By Markus Schmolz, Schwäbische Werkzeugmaschinen
Nowadays, machine tools can connect to a comprehensive data acquisition regimen via the Internet that goes beyond just status-oriented maintenance information. Maintenance, production and management groups can use the acquired data. This means, for example, a manufacturer can make accurate statements about the total cost of ownership (TCO) of the machines it uses.
Online or Offline?
There's been considerable discussion for several years about the appropriateness of online services in the machine tool environment. Some companies already use these technologies to bring transparency not only to the associated states of their machines but also to the production processes.
Other companies still ask, "Why should we investigate the value of machine-status monitoring? Does it make sense to spend money for such services? Isn't it dangerous for a company to connect operating machines to the Internet? Can the machine status data be used to make decisions for production processes, beyond the obvious maintenance requirements?"
Schwäbische Werkzeugmaschinen (SW), a major German machine tool manufacturer in Schramberg-Waldmössingen in the German Black Forest, has a positive view of the benefits these initiatives provide. For many years, the company has provided comprehensive monitoring of its machines' data. "What is new is that this global data acquisition allows us not only to determine the ideal intervals for use-dependent maintenance, but also to provide customer-specific, matched solutions with very useful background information for the production," says Peter Siegel, responsible for the development of online services at SW. "This gives the management an operational transparency that it doesn't have otherwise."

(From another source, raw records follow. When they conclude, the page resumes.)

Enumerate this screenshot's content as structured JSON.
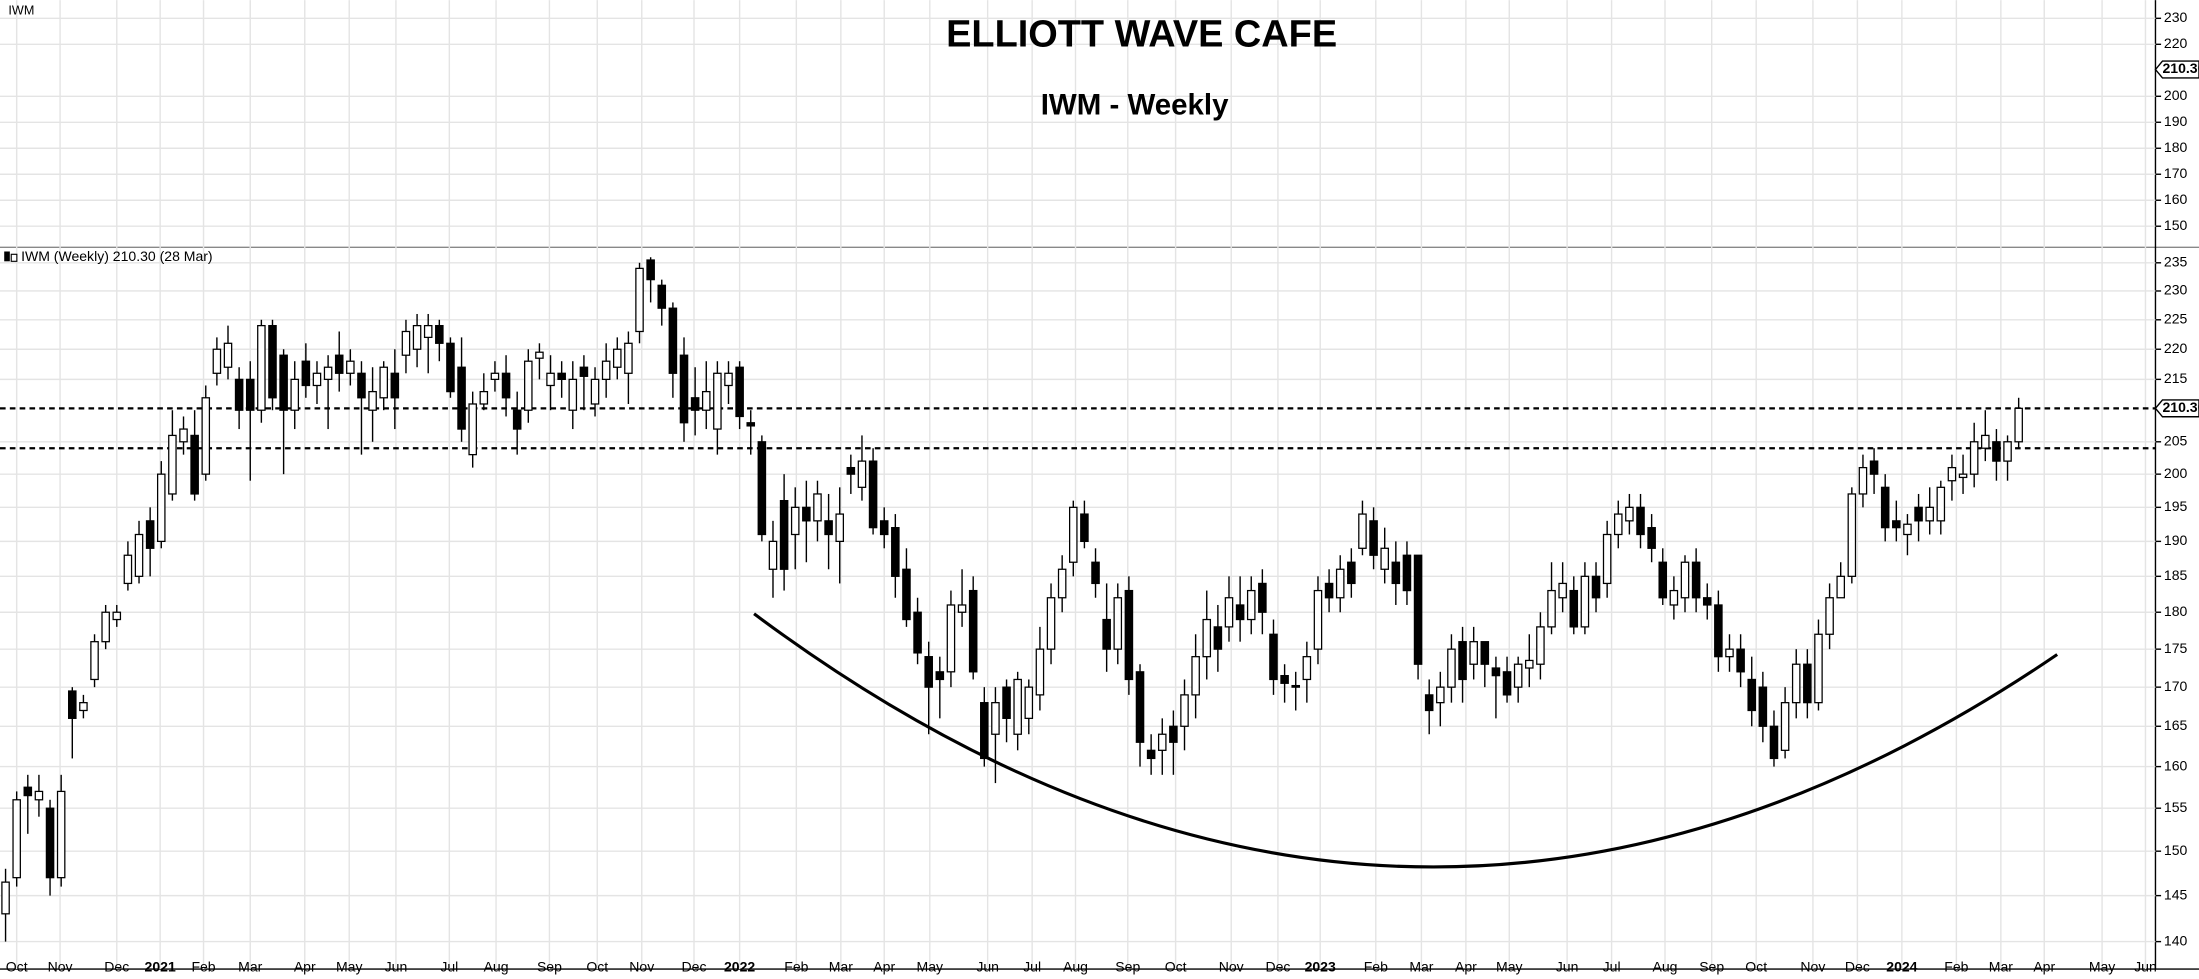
{
  "chart_data": [
    {
      "type": "candlestick",
      "title": "ELLIOTT WAVE CAFE",
      "subtitle": "IWM - Weekly",
      "legend": "IWM (Weekly) 210.30 (28 Mar)",
      "open": [
        143,
        147,
        157.5,
        156,
        155,
        147,
        169.5,
        167,
        171,
        176,
        179,
        184,
        185,
        193,
        190,
        197,
        205,
        206,
        200,
        216,
        217,
        215,
        215,
        210,
        224,
        219,
        210,
        218,
        214,
        215,
        219,
        216,
        216,
        210,
        212,
        216,
        219,
        220,
        222,
        224,
        221,
        217,
        203,
        211,
        215,
        216,
        210,
        210,
        218.5,
        214,
        216,
        210,
        217,
        211,
        215,
        217,
        216,
        223,
        235.5,
        231,
        227,
        219,
        212,
        210,
        207,
        214,
        217,
        208,
        205,
        186,
        196,
        191,
        195,
        193,
        193,
        190,
        201,
        198,
        202,
        193,
        192,
        186,
        180,
        174,
        172,
        172,
        180,
        183,
        168,
        164,
        170,
        164,
        166,
        169,
        175,
        182,
        187,
        194,
        187,
        179,
        175,
        183,
        172,
        162,
        162,
        165,
        165,
        169,
        174,
        178,
        178,
        181,
        179,
        184,
        177,
        171.5,
        170.2,
        171,
        175,
        184,
        182,
        187,
        189,
        193,
        186,
        187,
        188,
        188,
        169,
        168,
        170,
        176,
        173,
        176,
        172.5,
        172,
        170,
        172.5,
        173,
        178,
        182,
        183,
        178,
        185,
        184,
        191,
        193,
        195,
        192,
        187,
        181,
        182,
        187,
        182,
        181,
        174,
        175,
        171,
        170,
        165,
        162,
        168,
        173,
        168,
        177,
        182,
        185,
        197,
        202,
        198,
        193,
        191,
        195,
        193,
        193,
        199,
        199.5,
        200,
        204,
        205,
        202,
        205
      ],
      "high": [
        148,
        157,
        159,
        159,
        156,
        159,
        170,
        169,
        177,
        181,
        181,
        190,
        193,
        195,
        202,
        210,
        209,
        210,
        214,
        222,
        224,
        217,
        218,
        225,
        225,
        220,
        218,
        221,
        218,
        219,
        223,
        220,
        218,
        217,
        218,
        220,
        225,
        226,
        226,
        225,
        222,
        222,
        213,
        216,
        218,
        219,
        213,
        220,
        221,
        219,
        218,
        218,
        219,
        217,
        221,
        222,
        223,
        235,
        236,
        232,
        228,
        222,
        217,
        218,
        218,
        218,
        218,
        210,
        206,
        193,
        200,
        198,
        199,
        199,
        197,
        198,
        203,
        206,
        204,
        195,
        194,
        189,
        182,
        176,
        174,
        183,
        186,
        185,
        170,
        170,
        171,
        172,
        171,
        178,
        184,
        188,
        196,
        196,
        189,
        184,
        184,
        185,
        173,
        164,
        166,
        167,
        171,
        177,
        183,
        181,
        185,
        185,
        185,
        186,
        179,
        173,
        172,
        176,
        185,
        186,
        188,
        189,
        196,
        195,
        192,
        190,
        190,
        188,
        171,
        172,
        177,
        178,
        178,
        176,
        174,
        174,
        174,
        177,
        180,
        187,
        187,
        185,
        187,
        187,
        193,
        196,
        197,
        197,
        194,
        189,
        185,
        188,
        189,
        184,
        183,
        177,
        177,
        174,
        172,
        167,
        170,
        175,
        175,
        179,
        184,
        187,
        198,
        203,
        204,
        200,
        196,
        194,
        197,
        198,
        199,
        203,
        203,
        208,
        210,
        207,
        206,
        212
      ],
      "low": [
        140,
        146,
        152,
        154,
        145,
        146,
        161,
        166,
        170,
        175,
        178,
        183,
        184,
        185,
        189,
        196,
        203,
        196,
        199,
        214,
        215,
        207,
        199,
        208,
        210,
        200,
        207,
        212,
        211,
        207,
        213,
        214,
        203,
        205,
        210,
        207,
        216,
        217,
        216,
        218,
        212,
        205,
        201,
        210,
        213,
        209,
        203,
        208,
        215,
        210,
        212,
        207,
        210,
        209,
        212,
        215,
        211,
        221,
        228,
        224,
        212,
        205,
        206,
        207,
        203,
        211,
        207,
        203,
        190,
        182,
        183,
        186,
        187,
        190,
        186,
        184,
        197,
        196,
        191,
        189,
        182,
        178,
        173,
        164,
        166,
        170,
        178,
        171,
        160,
        158,
        163,
        162,
        164,
        167,
        173,
        180,
        185,
        189,
        182,
        172,
        173,
        169,
        160,
        159,
        159,
        159,
        162,
        166,
        171,
        172,
        176,
        176,
        177,
        177,
        169,
        168,
        167,
        168,
        173,
        180,
        180,
        182,
        188,
        186,
        184,
        181,
        181,
        171,
        164,
        165,
        168,
        168,
        171,
        170,
        166,
        168,
        168,
        170,
        171,
        177,
        180,
        177,
        177,
        180,
        182,
        189,
        191,
        189,
        187,
        181,
        179,
        180,
        180,
        179,
        172,
        172,
        170,
        165,
        163,
        160,
        161,
        166,
        166,
        167,
        175,
        182,
        184,
        195,
        197,
        190,
        190,
        188,
        190,
        191,
        191,
        196,
        197,
        198,
        202,
        199,
        199,
        204
      ],
      "close": [
        146.5,
        156,
        156.5,
        157,
        147,
        157,
        166,
        168,
        176,
        180,
        180,
        188,
        191,
        189,
        200,
        206,
        207,
        197,
        212,
        220,
        221,
        210,
        210,
        224,
        212,
        210,
        215,
        214,
        216,
        217,
        216,
        218,
        212,
        213,
        217,
        212,
        223,
        224,
        224,
        221,
        213,
        207,
        211,
        213,
        216,
        212,
        207,
        218,
        219.5,
        216,
        215,
        215,
        215.5,
        215,
        218,
        220,
        221,
        234,
        232,
        227,
        216,
        208,
        210,
        213,
        216,
        216,
        209,
        207.5,
        191,
        190,
        186,
        195,
        193,
        197,
        191,
        194,
        200,
        202,
        192,
        191,
        185,
        179,
        174.5,
        170,
        171,
        181,
        181,
        172,
        161,
        168,
        166,
        171,
        170,
        175,
        182,
        186,
        195,
        190,
        184,
        175,
        182,
        171,
        163,
        161,
        164,
        163,
        169,
        174,
        179,
        175,
        182,
        179,
        183,
        180,
        171,
        170.5,
        170,
        174,
        183,
        182,
        186,
        184,
        194,
        188,
        189,
        184,
        183,
        173,
        167,
        170,
        175,
        171,
        176,
        173,
        171.5,
        169,
        173,
        173.5,
        178,
        183,
        184,
        178,
        185,
        182,
        191,
        194,
        195,
        191,
        189,
        182,
        183,
        187,
        182,
        181,
        174,
        175,
        172,
        167,
        165,
        161,
        168,
        173,
        168,
        177,
        182,
        185,
        197,
        201,
        200,
        192,
        192,
        192.5,
        193,
        195,
        198,
        201,
        200,
        205,
        206,
        202,
        205,
        210.3
      ],
      "up_color": "#ffffff",
      "down_color": "#000000",
      "xlim": [
        -0.5,
        193.3
      ],
      "xticks": [
        {
          "value": 1.0,
          "label": "Oct"
        },
        {
          "value": 4.9,
          "label": "Nov"
        },
        {
          "value": 10.0,
          "label": "Dec"
        },
        {
          "value": 13.9,
          "label": "2021"
        },
        {
          "value": 17.8,
          "label": "Feb"
        },
        {
          "value": 22.0,
          "label": "Mar"
        },
        {
          "value": 26.9,
          "label": "Apr"
        },
        {
          "value": 30.9,
          "label": "May"
        },
        {
          "value": 35.1,
          "label": "Jun"
        },
        {
          "value": 39.9,
          "label": "Jul"
        },
        {
          "value": 44.1,
          "label": "Aug"
        },
        {
          "value": 48.9,
          "label": "Sep"
        },
        {
          "value": 53.2,
          "label": "Oct"
        },
        {
          "value": 57.2,
          "label": "Nov"
        },
        {
          "value": 61.9,
          "label": "Dec"
        },
        {
          "value": 66.0,
          "label": "2022"
        },
        {
          "value": 71.1,
          "label": "Feb"
        },
        {
          "value": 75.1,
          "label": "Mar"
        },
        {
          "value": 79.0,
          "label": "Apr"
        },
        {
          "value": 83.1,
          "label": "May"
        },
        {
          "value": 88.3,
          "label": "Jun"
        },
        {
          "value": 92.3,
          "label": "Jul"
        },
        {
          "value": 96.2,
          "label": "Aug"
        },
        {
          "value": 100.9,
          "label": "Sep"
        },
        {
          "value": 105.2,
          "label": "Oct"
        },
        {
          "value": 110.2,
          "label": "Nov"
        },
        {
          "value": 114.4,
          "label": "Dec"
        },
        {
          "value": 118.2,
          "label": "2023"
        },
        {
          "value": 123.2,
          "label": "Feb"
        },
        {
          "value": 127.3,
          "label": "Mar"
        },
        {
          "value": 131.3,
          "label": "Apr"
        },
        {
          "value": 135.2,
          "label": "May"
        },
        {
          "value": 140.4,
          "label": "Jun"
        },
        {
          "value": 144.4,
          "label": "Jul"
        },
        {
          "value": 149.2,
          "label": "Aug"
        },
        {
          "value": 153.4,
          "label": "Sep"
        },
        {
          "value": 157.4,
          "label": "Oct"
        },
        {
          "value": 162.5,
          "label": "Nov"
        },
        {
          "value": 166.5,
          "label": "Dec"
        },
        {
          "value": 170.5,
          "label": "2024"
        },
        {
          "value": 175.4,
          "label": "Feb"
        },
        {
          "value": 179.4,
          "label": "Mar"
        },
        {
          "value": 183.3,
          "label": "Apr"
        },
        {
          "value": 188.5,
          "label": "May"
        },
        {
          "value": 192.4,
          "label": "Jun"
        }
      ],
      "ylim": [
        137.1,
        237.8
      ],
      "log_scale": true,
      "yticks": [
        140,
        145,
        150,
        155,
        160,
        165,
        170,
        175,
        180,
        185,
        190,
        195,
        200,
        205,
        215,
        220,
        225,
        230,
        235
      ],
      "grid": true,
      "hlines": [
        210.3,
        204
      ],
      "last_label": "210.30"
    },
    {
      "type": "panel",
      "label": "IWM",
      "ylim": [
        141.9,
        237
      ],
      "yticks": [
        150,
        160,
        170,
        180,
        190,
        200,
        220,
        230
      ],
      "grid": true,
      "last_value": 210.3,
      "last_label": "210.30"
    }
  ]
}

Productivity and High Accuracy
Schwäbische was founded in 1994 and since 2004 has been the competence center within the EMAG group (www.emag.com) for the machining of prismatic workpieces. The company, with about 330 employees, produces about 160 machine tools annually, including high-performance one- to four-spindle machining centers and special machines (Figure 1). About 70-80% of SW's customers come from the automotive industry, with other application areas including medical technology and the hydraulics industry. SW sells its machine tools worldwide, with Europe as its main focus.
A special feature of SW machines is multi-spindle capability coupled with very high precision, in particular the multi-spindle five-axis machining centers. Customers who do not want to produce anything other than "parts, parts and more parts" can expect high productivity combined with high accuracy. For example, the machines normally have 12-19 numerical control (NC) axes and a work space of about 600x600x600 mm for a single-spindle machine, and 600x600x1200 mm for multi-spindle machines.
A Comprehensive View
More than 65% of the SW machines sold today connect to the Internet. "However, by no means do all customers use the resulting information fully," Siegel says. "Many still envision reactive maintenance service as the only possible use, and only when a fault has occurred."
Nowadays, however, it is possible to use the data to react in advance and not just to the operational status of the machines. The current state-of-the-art allows the machine's operational data to be recorded continuously (Figure 2). As a consequence, the user can draw conclusions about performance.
This capability requires that all relevant data be gathered. Consequently, several years ago, SW equipped its spindles with sensors that could check spindle status without removing them from the machining head.
Meanwhile, the global data recording allows useful conclusions to be obtained for maintenance, production and management. "Our services provide the maintenance department with a powerful tool that makes its work simpler and faster," Siegel says. "The maintenance staff no longer needs to wait for our alerts and updates. They can work with the data themselves."
For production analysis, the same data source can be used to determine, for example, how often the "JOG" operation has been selected, how long the setup took, if and for how long the machine stopped without the presence of a malfunction, or how long the response time was to a malfunction.
"All this data makes it possible to determine the causes of qualitative problems, why processes are instable or why the number of produced parts falls suddenly," Siegel says. "Ultimately, a company can achieve process optimization and/or productivity increases."